Beijing’s new airport, the Daxing International, was officially opened on Wednesday by Chinese President Xi Jinping, days before the 70th anniversary of the founding of the People’s Republic of China.
The facility will be able to handle 45 million passengers by 2021, 72 million by 2025 and 100 million eventually in 2040, and cost an estimated $17.5bn to build, according to the Daxing airport’s website,
“With a 46km (28.6 miles) distance from [Beijing’s] Tiananmen Square … Daxing Airport aims to become the main airport hub of the region,” it said.
Four out of seven planned runways in the starfish-shaped airport are now complete, according to Al Jazeera’s Rob Matheson.
“It’s an indication of how confident China intends to be as far as the expansion of its air network, both domestically as well as internationally [is concerned],” Matheson said.

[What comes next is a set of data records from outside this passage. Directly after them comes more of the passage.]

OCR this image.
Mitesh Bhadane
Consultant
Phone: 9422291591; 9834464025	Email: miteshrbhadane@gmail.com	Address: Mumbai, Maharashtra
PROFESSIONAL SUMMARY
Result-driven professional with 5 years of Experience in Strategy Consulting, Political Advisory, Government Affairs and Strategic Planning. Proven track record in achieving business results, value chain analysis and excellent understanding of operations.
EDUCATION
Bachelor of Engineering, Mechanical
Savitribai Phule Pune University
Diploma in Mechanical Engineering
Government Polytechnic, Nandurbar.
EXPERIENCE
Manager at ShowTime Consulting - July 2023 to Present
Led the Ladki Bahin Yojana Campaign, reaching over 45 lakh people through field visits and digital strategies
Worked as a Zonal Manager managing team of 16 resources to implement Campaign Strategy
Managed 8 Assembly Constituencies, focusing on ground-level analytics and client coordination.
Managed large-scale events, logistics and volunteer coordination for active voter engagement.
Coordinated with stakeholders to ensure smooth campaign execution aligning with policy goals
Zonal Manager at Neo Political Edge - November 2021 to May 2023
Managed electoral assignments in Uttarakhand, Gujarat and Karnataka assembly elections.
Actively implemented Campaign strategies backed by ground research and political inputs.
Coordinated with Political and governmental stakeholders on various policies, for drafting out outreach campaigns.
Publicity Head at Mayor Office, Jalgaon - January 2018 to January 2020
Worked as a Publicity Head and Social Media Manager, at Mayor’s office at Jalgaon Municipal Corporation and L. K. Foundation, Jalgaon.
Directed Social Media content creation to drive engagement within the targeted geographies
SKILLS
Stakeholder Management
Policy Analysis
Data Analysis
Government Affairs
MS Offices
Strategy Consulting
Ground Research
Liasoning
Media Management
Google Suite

“Boeing, the US planemaker, says it is eventually going to be able to value China’s air market – which is the planes, manufacturing and support services – at $3 trillion. But … at the same time, the Chinese government is also encouraging their airlines to buy Chinese-made aircraft,” Matheson said.
“In fact, the top three airlines have made significant bids … for domestically-built aircraft. A majority of those are for the short-haul domestic flight market, but there are those that are also designed for the long-haul,” he said.
Boeing expects that as China’s wealthy middle-class doubles in the next decade, one in every five air passengers will be Chinese.
“Currently, Chinese airlines comprise 15 percent of global traffic and worldwide fleet. The traffic and fleet shares will increase to nearly 20 percent over the next decade and beyond,” Boeing has said in its latest projections.
“As China continues its robust growth rate, China is projected to become the world’s largest aviation market in the near future,” it added.
But the airport is opening at a time of growing uncertainty over the pace of global economic growth.
In a report published on Wednesday, the Asian Development Bank said it expects China’s gross domestic product to grow by 6.2 percent this year, down from 6.6 percent last year, and slow down further to 6.0 percent in 2020. It said a big reason for the slowdown, not just in China but across most of Asia, was the ongoing trade war between the US and China.
The new airport, which will be equipped with new technology such as self-service, facial recognition check-in and smart luggage systems, could also face teething troubles, Matheson added.
“With technology as significant as this – robots that park your car, robots that carry your luggage – there’s a lot that can go wrong, let alone before you actually get on the flight,” he said.
The maiden flight from the airport was scheduled at 15:30 Beijing time (07:30 GMT). Commercial flights available for the public are expected to begin flying later in October.
While Daxing International is expected to alleviate some of the pressure on Beijing’s existing Capital Airport, China’s military will still have a part to play in the regulation of Chinese airspace.
“Part of the delays and cancellations that passengers have been seeing (in the previous airport) are because China’s military controls about 80 percent of airspace over China. That gives a very narrow corridor for pilots to be able to fly in and out of China,” Matheson pointed out.
“It’s going to be interesting to see if China’s military is going to be prepared to relax or change the regulations to allow more flights to fly in and out of this airport, and therefore make it more effective,” he said.